BWW Review: After 21 Years, THE LION KING is a Royal Treat at Marcus Center
The Lion King certainly isn't Broadway's best-kept secret. It's not an underdog. It doesn't inspire thoughts of revolution or gracefully break your heart. For 21 years, Disney's The Lion King has been a smash hit and Broadway's gateway drug to musical theater. After seeing this 2020 North America tour, I'm happy to report that after two decades, this show is still a royal treat.
Since its premiere in 1997, The Lion King has risen to 25 global productions seen by 100 million people worldwide. The show has been performed in nine different languages: English, Japanese, German, Korean, French, Dutch, Spanish, Mandarin, and Portuguese. Right now, there are productions on Broadway, in London's West End, in Tokyo, Madrid, Hamburg, and tours across Japan, the U.K., and our own North America. The Lion King is the highest-grossing entity -- exceeding any film, Broadway show, or other entertainment -- in box office history.
It's easy to see why this show is so universally beloved. It takes all the best elements of the Disney film -- the characters, the songs, the story -- and finds a way to elevate it and turn it into its own form of art. Although much of the show directly follows the film's script, it's the additional elements and the way those elements are interpreted for the stage that makes The Lion King so worthwhile even 20 years later.
Upon this most recent viewing, one thing that stood out to me is how the women have so much more to do, relative to the film. First, Rafiki is female (played splendidly here by Buyi Zama), and the tribe of lionesses are critical rather than a cliffnote. We see the lionesses prowling the pridelands in "Lioness Hunt," their choreography on fire with strength and ferocity. Later, time is devoted to their grieving of the death of Mufasa and loss of young Simba in a lament that's so beautifully sorrowful it makes your heart ache and eyes water. The bond of the lionesses is one of my favorite parts of the show.

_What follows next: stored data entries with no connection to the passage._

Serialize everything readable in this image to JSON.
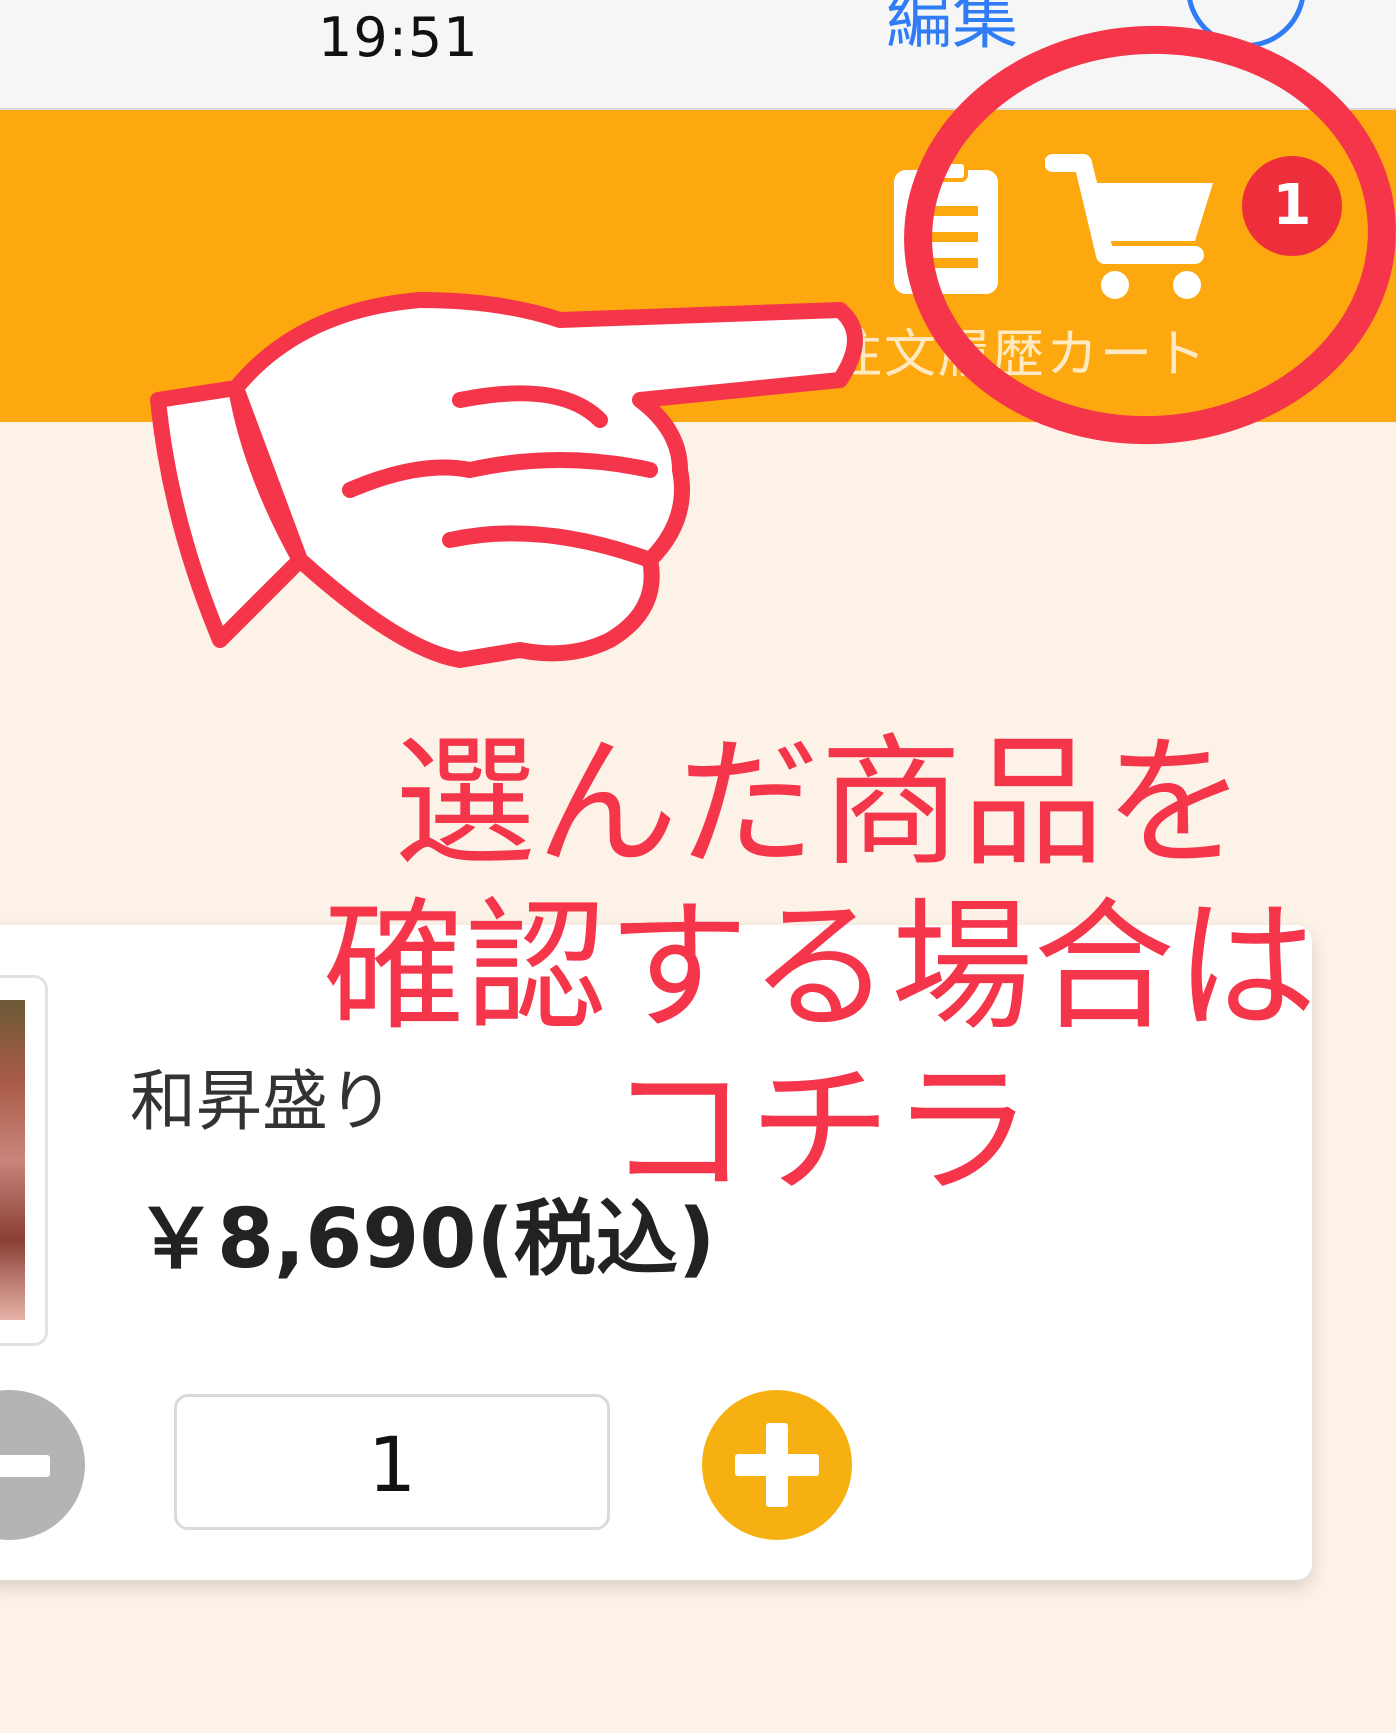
{
  "status_bar": {
    "time": "19:51",
    "edit_label": "編集"
  },
  "header": {
    "history_icon": "order-history-icon",
    "cart_icon": "shopping-cart-icon",
    "cart_badge_count": "1",
    "label": "注文履歴カート"
  },
  "product": {
    "name": "和昇盛り",
    "price": "￥8,690(税込)",
    "quantity": "1",
    "minus_icon": "minus-icon",
    "plus_icon": "plus-icon"
  },
  "annotation": {
    "line1": "選んだ商品を",
    "line2": "確認する場合は",
    "line3": "コチラ",
    "color": "#f4354a",
    "hand_icon": "pointing-hand-icon"
  },
  "colors": {
    "header": "#fda80e",
    "badge": "#ee2e3b",
    "plus": "#f6b012",
    "link": "#2f7cf6"
  }
}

Other favorites: The use of shadow puppetry, the way "I Just Can't Wait to be King" explodes with color, and the grasslands' chant. The choreography seems to change and evolve over time, and it's fun to try and pick out what's different. For instance, the first time I saw The Lion King, there were aerial dancers during "Can You Feel the Love Tonight." This time, I was struck by a veritable lioness-hyena dance battle for pride rock.
Then there are the costumes by Tony winner Julie Taymor. These designs are a force unto themselves. From what I can tell, they haven't changed much in 21 years, but why mess with perfection? Whether its the characterful movements of Zazu's neck, the mechanics of wheeled antelopes, the shift of Pumba's eyes, the lioness tears, capes, and beaded bodices -- there is always something new to notice. It's clear the costumes are revered as, arguably, one of the most essential elements of the entire stage production.
As for the characters, I've never seen a weak cast at any production of The Lion King. This North American Tour is no different. There are strong performances across the board, hardly one that is more or less exceptional than the others. Sitting second-row, I could see up close that the kids have the requisite amount of spunk, and their adult counterparts -- Brandon A. McCall and Kayla Cyphers as Simba and Nala, respectively -- have fantastic chemistry. McCall's stage presence is actually a particular standout, his prowling movements catlike, powerful, and athletic.
Mufasa (Gerald Ramsey) and Scar (Spencer Plachy) are both fantastic, as expected. That's the thing: I always expect greatness from The Lion King. To have a cast without a weak link among them. To blow me away with choreography and costumes, even if I've seen it before. The Lion King never fails to meet every one of these great expectations, and the show currently on stage at the Marcus Center is no exception.